Зато как оживал ребенок, погружаясь наперекор всем и всему, в любимую «стихию стихов»! Снова и снова убеждаешься, как необходимы таланту свобода самоопределения и как он добывает ее для себя!
Музыкального рвения – и пора об этом сказать – у меня не было. Виной, верней причиной, было излишнее усердие моей матери, требовавшей с меня не в меру моих сил и способностей, а всей сверхмерности и безвозрастности настоящего рожденного призвания. С меня требовавшей – себя! С меня, уже писателя – меня, никогда не музыканта.
«Отсидишь свои два часа – и рада! Меня, когда мне было четыре года, от рояля не могли оттащить! „Noch ein wenig!“ [35] Хотя бы ты раз, раз у меня этого попросила!»
Не попросила – никогда. Была честна, и никакая ее заведомая радость и похвала не могли меня заставить попросить того, что само не просилось с губ. (Мать меня музыкой – замучила.) Но и в игре была честна, играла без обману два своих положенных утренних часа, два вечерних (до музыкальной школы, то есть до шести лет!), и даже не часто оглядываясь на спасительный круг часов (которых я, впрочем, лет до десяти совершенно не понимала, – с тем же успехом могла бы оглядываться на «Смерть Цезаря» над нотной этажеркой), но как их глубокому зову – радуясь!
Играла без матери так же, как при матери, играла, несмотря на соблазны враждовавшей с матерью немки и сердобольной няньки («совсем дитя замучили»!) и даже дворника, топившего печку в зале: «Пойди-ка, Мусенька, пробегись!» – и даже, иногда, самого отца, появлявшегося из кабинета, и, не без робости: «А как будто два часа уже прошли?
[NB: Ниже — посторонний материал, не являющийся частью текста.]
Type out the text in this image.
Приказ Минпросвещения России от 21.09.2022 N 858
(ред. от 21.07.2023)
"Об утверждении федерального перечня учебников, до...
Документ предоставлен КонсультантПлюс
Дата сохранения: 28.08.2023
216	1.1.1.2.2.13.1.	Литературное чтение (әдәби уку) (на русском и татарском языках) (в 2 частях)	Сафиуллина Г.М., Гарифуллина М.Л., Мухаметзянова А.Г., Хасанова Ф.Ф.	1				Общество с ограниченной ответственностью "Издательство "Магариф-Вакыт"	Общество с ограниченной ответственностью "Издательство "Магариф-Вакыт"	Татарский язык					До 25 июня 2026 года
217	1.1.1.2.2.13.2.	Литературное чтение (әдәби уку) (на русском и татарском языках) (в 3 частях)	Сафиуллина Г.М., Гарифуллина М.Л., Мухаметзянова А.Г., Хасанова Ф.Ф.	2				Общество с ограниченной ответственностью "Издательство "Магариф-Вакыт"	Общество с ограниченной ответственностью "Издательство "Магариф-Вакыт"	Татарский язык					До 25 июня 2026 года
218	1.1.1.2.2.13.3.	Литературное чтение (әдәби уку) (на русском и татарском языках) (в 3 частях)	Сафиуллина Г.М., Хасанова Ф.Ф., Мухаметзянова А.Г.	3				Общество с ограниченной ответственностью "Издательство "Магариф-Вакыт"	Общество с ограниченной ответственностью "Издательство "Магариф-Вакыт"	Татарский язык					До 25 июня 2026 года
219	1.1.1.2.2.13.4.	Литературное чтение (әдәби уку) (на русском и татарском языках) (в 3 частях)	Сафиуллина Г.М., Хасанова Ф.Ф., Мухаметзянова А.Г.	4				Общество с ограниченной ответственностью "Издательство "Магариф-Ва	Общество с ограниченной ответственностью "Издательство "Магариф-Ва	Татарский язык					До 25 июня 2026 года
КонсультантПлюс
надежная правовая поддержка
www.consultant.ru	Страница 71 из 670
Я тебя точно уж полных три слышу…».
Нет, несмотря ни на какие соблазны, соболезнования и зовы – играла. Играла твердокаменно.
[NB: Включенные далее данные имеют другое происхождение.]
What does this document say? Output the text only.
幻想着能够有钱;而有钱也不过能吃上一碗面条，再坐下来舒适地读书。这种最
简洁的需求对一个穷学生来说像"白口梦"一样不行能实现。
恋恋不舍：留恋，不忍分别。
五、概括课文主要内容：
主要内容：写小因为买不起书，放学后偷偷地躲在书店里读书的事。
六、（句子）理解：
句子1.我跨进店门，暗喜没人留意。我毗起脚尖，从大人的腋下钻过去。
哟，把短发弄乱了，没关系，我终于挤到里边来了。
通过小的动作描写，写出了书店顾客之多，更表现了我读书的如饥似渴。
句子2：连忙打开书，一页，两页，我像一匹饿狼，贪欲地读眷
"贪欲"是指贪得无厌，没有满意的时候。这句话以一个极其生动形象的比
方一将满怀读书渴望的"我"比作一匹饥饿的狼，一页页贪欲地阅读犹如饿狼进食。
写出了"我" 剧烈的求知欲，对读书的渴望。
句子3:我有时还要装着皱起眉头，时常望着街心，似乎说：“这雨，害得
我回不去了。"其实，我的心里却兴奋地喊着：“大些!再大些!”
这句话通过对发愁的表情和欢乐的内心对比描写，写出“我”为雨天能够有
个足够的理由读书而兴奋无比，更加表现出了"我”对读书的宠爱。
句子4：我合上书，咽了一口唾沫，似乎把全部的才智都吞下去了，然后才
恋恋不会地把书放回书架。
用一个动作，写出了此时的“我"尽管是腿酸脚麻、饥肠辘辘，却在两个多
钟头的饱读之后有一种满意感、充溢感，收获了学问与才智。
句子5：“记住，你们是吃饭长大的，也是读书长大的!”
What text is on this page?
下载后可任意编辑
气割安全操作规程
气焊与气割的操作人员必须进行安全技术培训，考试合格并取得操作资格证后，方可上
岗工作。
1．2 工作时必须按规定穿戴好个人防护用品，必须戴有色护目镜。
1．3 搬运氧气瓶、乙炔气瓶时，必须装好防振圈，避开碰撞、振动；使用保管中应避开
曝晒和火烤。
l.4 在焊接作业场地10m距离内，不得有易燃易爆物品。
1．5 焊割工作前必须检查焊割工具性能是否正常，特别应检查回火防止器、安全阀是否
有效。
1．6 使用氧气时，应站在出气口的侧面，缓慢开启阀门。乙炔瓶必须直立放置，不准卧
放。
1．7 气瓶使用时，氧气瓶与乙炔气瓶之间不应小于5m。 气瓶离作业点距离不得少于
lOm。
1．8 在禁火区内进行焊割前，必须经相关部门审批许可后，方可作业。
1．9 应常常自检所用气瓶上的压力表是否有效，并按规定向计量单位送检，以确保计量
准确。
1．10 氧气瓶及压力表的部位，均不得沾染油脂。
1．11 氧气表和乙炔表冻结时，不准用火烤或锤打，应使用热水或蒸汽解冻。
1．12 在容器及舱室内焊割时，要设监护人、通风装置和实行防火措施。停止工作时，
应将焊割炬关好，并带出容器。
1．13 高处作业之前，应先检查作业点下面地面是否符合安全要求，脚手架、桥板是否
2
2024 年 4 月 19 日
Жара. Синева. Мушиная музыка и мука. Пот льет, пальцы красные – играю всем телом, всей своей немалой силой, всем весом, всем нажимом и, главное, всем своим отвращением к игре. Смотрю на кисть, которую в детстве матери нужно было держать на одной линии (напряжения!) с локтем и первым пальцевым суставом и так неподвижно, чтобы не расплескать поставленной на нее (оцените коварство!) севрской чашки с кипящим кофе или не скатить серебряного рубля, а ныне, в моем – держать в непрерывном движении свободы, в чередовании поклона и заброса, чтобы играющая рука, в совокупности локтя, кисти и концов пальцев, давала пьющего лебедя, и на обороте которой (кисти) голубые жилы, у меня, если нажать, дают явную букву Н – того Николая, за которого, по толкованию немки, я через двенадцать лет выйду замуж, – по француженке же: Henri. Все на воле: Андрюша с папой пошли купаться, мама с Асей «на пеньки», Валерия в Тарусу на почту, только кухарка одна стучит котлетным ножом – и я – по клавишам.